Yes. codeEnd abuts the code-signature header, which is not hashed. "A few extra bytes" are significant, whether zero or not, and influence the hash. We stop hashing at codeEnd in order to honor the contract between signer and runtime.

764–765

Oh, sorry. I was confused. This is for UUID, not code-signature. I am playing it safe here: only compute UUID for the image as it is before code signature is added.

How do you prefer I handle this?

cynecx added inline comments.Feb 21 2021, 12:29 PM
lld/MachO/Writer.cpp
764–765

Isn't codesign doing the exact same thing? So, I guess the current approach is alright.

gkm marked 2 inline comments as done.Feb 21 2021, 1:31 PM

I won't complain if someone accepts the diff! ;)

lld/MachO/Writer.cpp
764–765

The mechanisms are similar:

  • LC_UUID has a minimal header and signs with md5
  • LC_CODE_SIGNATURE has a more elaborate header and signs with sha256

The precise use(s) of the UUID is unclear to me, due to lack of documentation.
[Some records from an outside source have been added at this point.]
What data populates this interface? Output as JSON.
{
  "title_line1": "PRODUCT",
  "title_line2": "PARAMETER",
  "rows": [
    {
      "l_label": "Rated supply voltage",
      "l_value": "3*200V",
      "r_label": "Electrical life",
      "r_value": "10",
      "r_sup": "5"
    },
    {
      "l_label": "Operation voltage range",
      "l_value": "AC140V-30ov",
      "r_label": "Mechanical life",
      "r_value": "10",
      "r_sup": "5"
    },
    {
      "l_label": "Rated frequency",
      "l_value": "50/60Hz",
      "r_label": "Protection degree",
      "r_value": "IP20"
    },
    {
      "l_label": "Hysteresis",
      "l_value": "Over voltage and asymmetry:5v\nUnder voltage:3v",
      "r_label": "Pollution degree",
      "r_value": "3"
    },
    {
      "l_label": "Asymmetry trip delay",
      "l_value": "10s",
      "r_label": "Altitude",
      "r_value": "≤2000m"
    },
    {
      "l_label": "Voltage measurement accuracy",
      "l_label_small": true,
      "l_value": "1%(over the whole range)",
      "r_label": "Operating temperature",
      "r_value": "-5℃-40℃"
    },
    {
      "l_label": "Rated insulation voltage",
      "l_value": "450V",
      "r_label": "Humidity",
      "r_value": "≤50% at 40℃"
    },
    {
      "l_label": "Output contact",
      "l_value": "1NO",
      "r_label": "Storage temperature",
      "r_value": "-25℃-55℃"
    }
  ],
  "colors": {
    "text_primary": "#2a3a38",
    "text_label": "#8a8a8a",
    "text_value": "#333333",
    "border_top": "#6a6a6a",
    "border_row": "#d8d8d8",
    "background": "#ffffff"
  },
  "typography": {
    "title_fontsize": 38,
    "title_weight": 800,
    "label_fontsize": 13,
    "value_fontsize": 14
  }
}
As best I can tell, it is used as a unique identifier for program & library content, i.e., it morphs with every code change. I do not see it used to verify content.

int3 added inline comments.Feb 21 2021, 1:49 PM
lld/MachO/Writer.cpp
764–765

@gkm you forgot to hit submit the first time you replied ;)

yeah the UUID is just used to match .dSYM files with their corresponding executables. It doesn't matter what the value is, or how it's computed, as long as it's deterministic. So I think it's fine to just hash the whole buffer, including the unwritten codesign bits.

gkm marked 2 inline comments as done.Feb 21 2021, 7:21 PM
gkm updated this revision to Diff 325363.Feb 21 2021, 7:21 PM
  • revise according to review feedback
gkm updated this revision to Diff 325373.Feb 21 2021, 10:30 PM
  • wrap #if defined(__APPLE__) around <sys/mman.h> and msync()
int3 accepted this revision.Feb 22 2021, 8:35 AM

lgtm

This revision is now accepted and ready to land.Feb 22 2021, 8:35 AM
gkm updated this revision to Diff 326161.Feb 24 2021, 11:37 AM
  • expand some comments, improve some alignment expressions
gkm updated this revision to Diff 326245.Feb 24 2021, 5:05 PM
  • final alignment & comment tweaks
This revision was landed with ongoing or failed builds.Feb 24 2021, 5:05 PM
This revision was automatically updated to reflect the committed changes.
thakis added a comment.Mar 4 2021, 4:56 PM

Did this land without any tests?

Did this land without any tests?

Yes, this was an oversight. Thanks for adding a test in D97994.